A multi-stage HMM-based text recognition system for handwritten Arabic is presented. This system employs a novel way of representing Arabic characters by separating the core shapes from the diacritics and then representing these core shapes by smaller units which we term as sub-core shapes. This results in huge reductions in the number of models that need to be trained for the text recognition task. Further, contextual HMM modeling utilizing these sub-core shapes is presented which demonstrates that using sub-core shapes as models improve the contextual HMM system in comparison with a contextual HMM system employing the standard Arabic character shapes as models, and it leads to significantly compact recognizer at the same time. Furthermore, multi-stream contextual sub-core-shape HMMs are presented where the features computed from a sliding window form one stream and its horizontal derivative features are the second stream with each stream having different weights. The system is evaluated on two publicly available databases for different text recognition tasks including conditions where little training data are available.

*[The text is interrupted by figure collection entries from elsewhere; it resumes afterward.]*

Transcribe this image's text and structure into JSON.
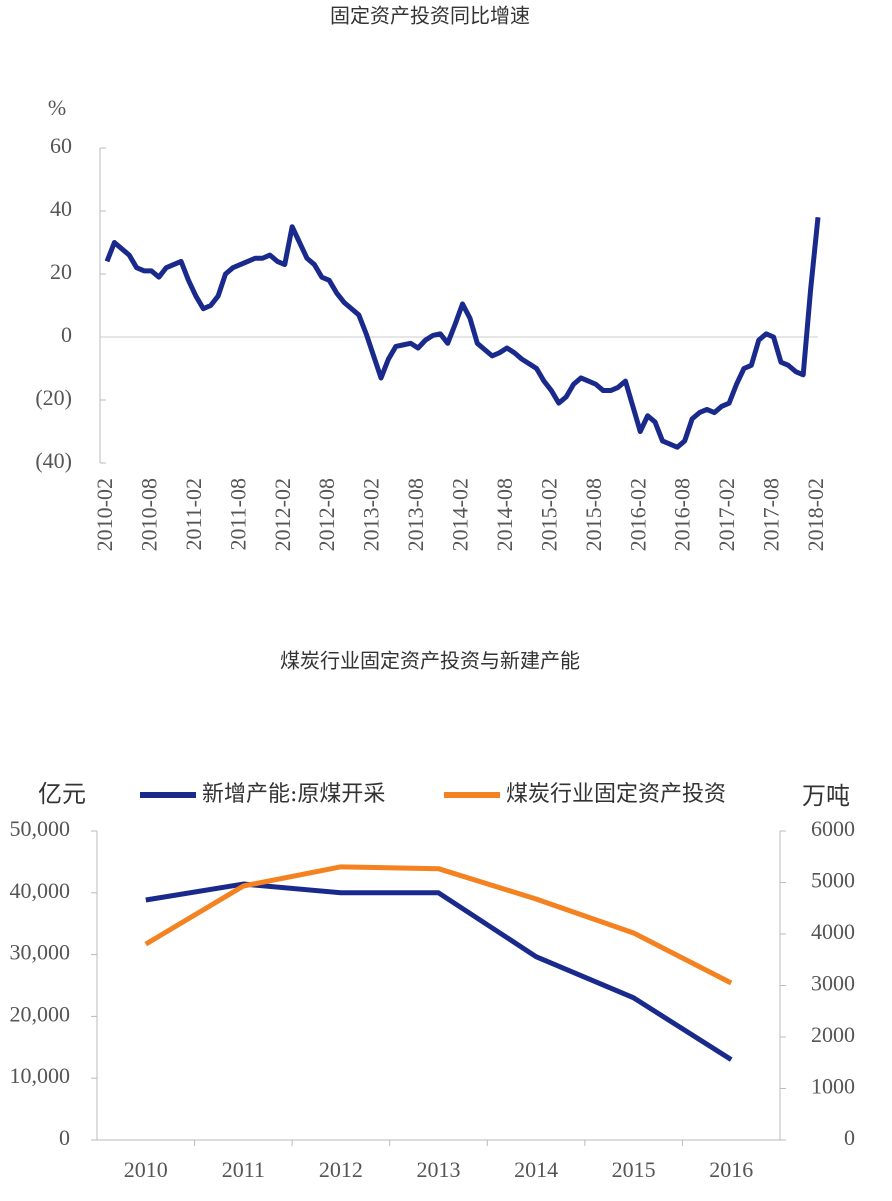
{
  "chart_data": [
    {
      "type": "line",
      "title": "固定资产投资同比增速",
      "y_unit_label": "%",
      "categories": [
        "2010-02",
        null,
        null,
        null,
        null,
        null,
        "2010-08",
        null,
        null,
        null,
        null,
        null,
        "2011-02",
        null,
        null,
        null,
        null,
        null,
        "2011-08",
        null,
        null,
        null,
        null,
        null,
        "2012-02",
        null,
        null,
        null,
        null,
        null,
        "2012-08",
        null,
        null,
        null,
        null,
        null,
        "2013-02",
        null,
        null,
        null,
        null,
        null,
        "2013-08",
        null,
        null,
        null,
        null,
        null,
        "2014-02",
        null,
        null,
        null,
        null,
        null,
        "2014-08",
        null,
        null,
        null,
        null,
        null,
        "2015-02",
        null,
        null,
        null,
        null,
        null,
        "2015-08",
        null,
        null,
        null,
        null,
        null,
        "2016-02",
        null,
        null,
        null,
        null,
        null,
        "2016-08",
        null,
        null,
        null,
        null,
        null,
        "2017-02",
        null,
        null,
        null,
        null,
        null,
        "2017-08",
        null,
        null,
        null,
        null,
        null,
        "2018-02"
      ],
      "values": [
        24,
        30,
        28,
        26,
        22,
        21,
        21,
        19,
        22,
        23,
        24,
        18,
        13,
        9,
        10,
        13,
        20,
        22,
        23,
        24,
        25,
        25,
        26,
        24,
        23,
        35,
        30,
        25,
        23,
        19,
        18,
        14,
        11,
        9,
        7,
        1,
        -6,
        -13,
        -7,
        -3,
        -2.5,
        -2,
        -3.5,
        -1,
        0.5,
        1,
        -2,
        4,
        10.5,
        6,
        -2,
        -4,
        -6,
        -5,
        -3.5,
        -5,
        -7,
        -8.5,
        -10,
        -14,
        -17,
        -21,
        -19,
        -15,
        -13,
        -14,
        -15,
        -17,
        -17,
        -16,
        -14,
        -22,
        -30,
        -25,
        -27,
        -33,
        -34,
        -35,
        -33,
        -26,
        -24,
        -23,
        -24,
        -22,
        -21,
        -15,
        -10,
        -9,
        -1,
        1,
        0,
        -8,
        -9,
        -11,
        -12,
        15,
        38
      ],
      "color": "#1a2a8c",
      "negative_tick_color": "#e8202a",
      "ylim": [
        -40,
        60
      ],
      "yticks": [
        60,
        40,
        20,
        0,
        {
          "value": -20,
          "label": "(20)"
        },
        {
          "value": -40,
          "label": "(40)"
        }
      ]
    },
    {
      "type": "line",
      "title": "煤炭行业固定资产投资与新建产能",
      "y_label": "亿元",
      "y2_label": "万吨",
      "categories": [
        "2010",
        "2011",
        "2012",
        "2013",
        "2014",
        "2015",
        "2016"
      ],
      "series": [
        {
          "name": "新增产能:原煤开采",
          "color": "#1a2a8c",
          "axis": "y2",
          "values": [
            4660,
            4970,
            4800,
            4800,
            3560,
            2760,
            1560
          ]
        },
        {
          "name": "煤炭行业固定资产投资",
          "color": "#f58220",
          "values": [
            31700,
            41100,
            44200,
            43900,
            39000,
            33500,
            25400
          ]
        }
      ],
      "ylim": [
        0,
        50000
      ],
      "yticks": [
        0,
        {
          "value": 10000,
          "label": "10,000"
        },
        {
          "value": 20000,
          "label": "20,000"
        },
        {
          "value": 30000,
          "label": "30,000"
        },
        {
          "value": 40000,
          "label": "40,000"
        },
        {
          "value": 50000,
          "label": "50,000"
        }
      ],
      "y2lim": [
        0,
        6000
      ],
      "y2ticks": [
        0,
        1000,
        2000,
        3000,
        4000,
        5000,
        6000
      ],
      "legend": "top"
    }
  ]
}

The presented system outperforms the standard character-shape system on all the text recognition tasks on both the databases.
Short bio of presenter:
Dr. Irfan Ahmad is an Assistant Professor in the Department of Information & Computer Science at KFUPM. He received his PhD degree in Computer Science from TU Dortmund, Germany in 2017. He received his MS in Computer Science from KFUPM. He is actively involved in research in the area of Pattern Recognition and Machine Learning. Dr. Ahmad has worked on several research projects funded by KACST and KFUPM. Dr. Ahmad has published several articles in high quality journals and international conferences. He has also published a book chapter and has 3 US Patents under his name. He regularly reviews articles for well-known journals and conferences in his area of research in addition to being a program committee member for some reputed international conferences.